# Solved – Why the sudden fascination with tensors

linear algebramachine learningmatrixreferencestensor

I've noticed lately that a lot of people are developing tensor equivalents of many methods (tensor factorization, tensor kernels, tensors for topic modeling, etc) I'm wondering, why is the world suddenly fascinated with tensors? Are there recent papers/ standard results that are particularly surprising, that brought about this? Is it computationally a lot cheaper than previously suspected?

I'm not being glib, I sincerely am interested, and if there are any pointers to papers about this, I'd love to read them.

#### Best Answer

This is not an answer to your question, but an extended comment on the issue that has been raised here in comments by different people, namely: are machine learning "tensors" the same thing as tensors in mathematics?

Now, according to the Cichoki 2014, Era of Big Data Processing: A New Approach via Tensor Networks and Tensor Decompositions, and Cichoki et al. 2014, Tensor Decompositions for Signal Processing Applications,

A higher-order tensor can be interpreted as a multiway array, [...]

A tensor can be thought of as a multi-index numerical array, [...]

Tensors (i.e., multi-way arrays) [...]

So in machine learning / data processing a tensor appears to be simply defined as a multidimensional numerical array. An example of such a 3D tensor would be $1000$ video frames of $640\times 480$ size. A usual $n\times p$ data matrix is an example of a 2D tensor according to this definition.

This is not how tensors are defined in mathematics and physics!

A tensor can be defined as a multidimensional array obeying certain transformation laws under the change of coordinates (see Wikipedia or the first sentence in MathWorld article). A better but equivalent definition (see Wikipedia) says that a tensor on vector space $V$ is an element of $V\otimes\ldots\otimes V^*$. Note that this means that, when represented as multidimensional arrays, tensors are of size $p\times p$ or $p\times p\times p$ etc., where $p$ is the dimensionality of $V$.

All tensors well-known in physics are like that: inertia tensor in mechanics is $3\times 3$, electromagnetic tensor in special relativity is $4\times 4$, Riemann curvature tensor in general relativity is $4\times 4\times 4\times 4$. Curvature and electromagnetic tensors are actually tensor fields, which are sections of tensor bundles (see e.g. here but it gets technical), but all of that is defined over a vector space $V$.

Of course one can construct a tensor product $V\otimes W$ of an $p$-dimensional $V$ and $q$-dimensional $W$ but its elements are usually not called "tensors", as stated e.g. here on Wikipedia:

In principle, one could define a "tensor" simply to be an element of any tensor product. However, the mathematics literature usually reserves the term tensor for an element of a tensor product of a single vector space $V$ and its dual, as above.

One example of a real tensor in statistics would be a covariance matrix. It is $p\times p$ and transforms in a particular way when the coordinate system in the $p$-dimensional feature space $V$ is changed.
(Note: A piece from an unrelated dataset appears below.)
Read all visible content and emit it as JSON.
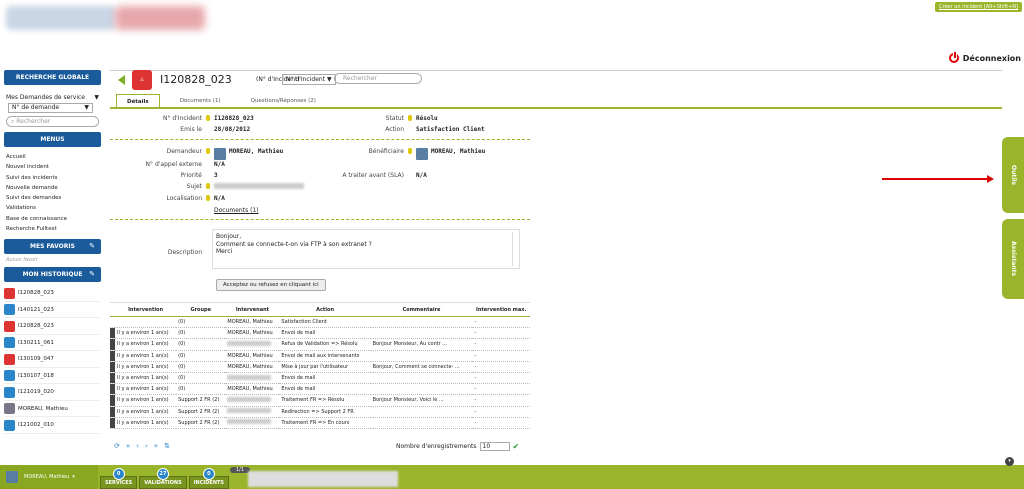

It is a tensor. But a $n\times p$ data matrix $X$ is not.

But can we at least think of $X$ as an element of tensor product $W\otimes V$, where $W$ is $n$-dimensional and $V$ is $p$-dimensional? For concreteness, let rows in $X$ correspond to people (subjects) and columns to some measurements (features). A change of coordinates in $V$ corresponds to linear transformation of features, and this is done in statistics all the time (think of PCA). But a change of coordinates in $W$ does not seem to correspond to anything meaningful (and I urge anybody who has a counter-example to let me know in the comments). So it does not seem that there is anything gained by considering $X$ as an element of $W\otimes V$.

And indeed, the common notation is to write $X\in\mathbb R^{n\times p}$, where $R^{n\times p}$ is a set of all $n\times p$ matrices (which, by the way, are defined as rectangular arrays of numbers, without any assumed transformation properties).

My conclusion is: (a) machine learning tensors are not math/physics tensors, and (b) it is mostly not useful to see them as elements of tensor products either.

Instead, they are multidimensional generalizations of matrices. Unfortunately, there is no established mathematical term for that, so it seems that this new meaning of "tensor" is now here to stay.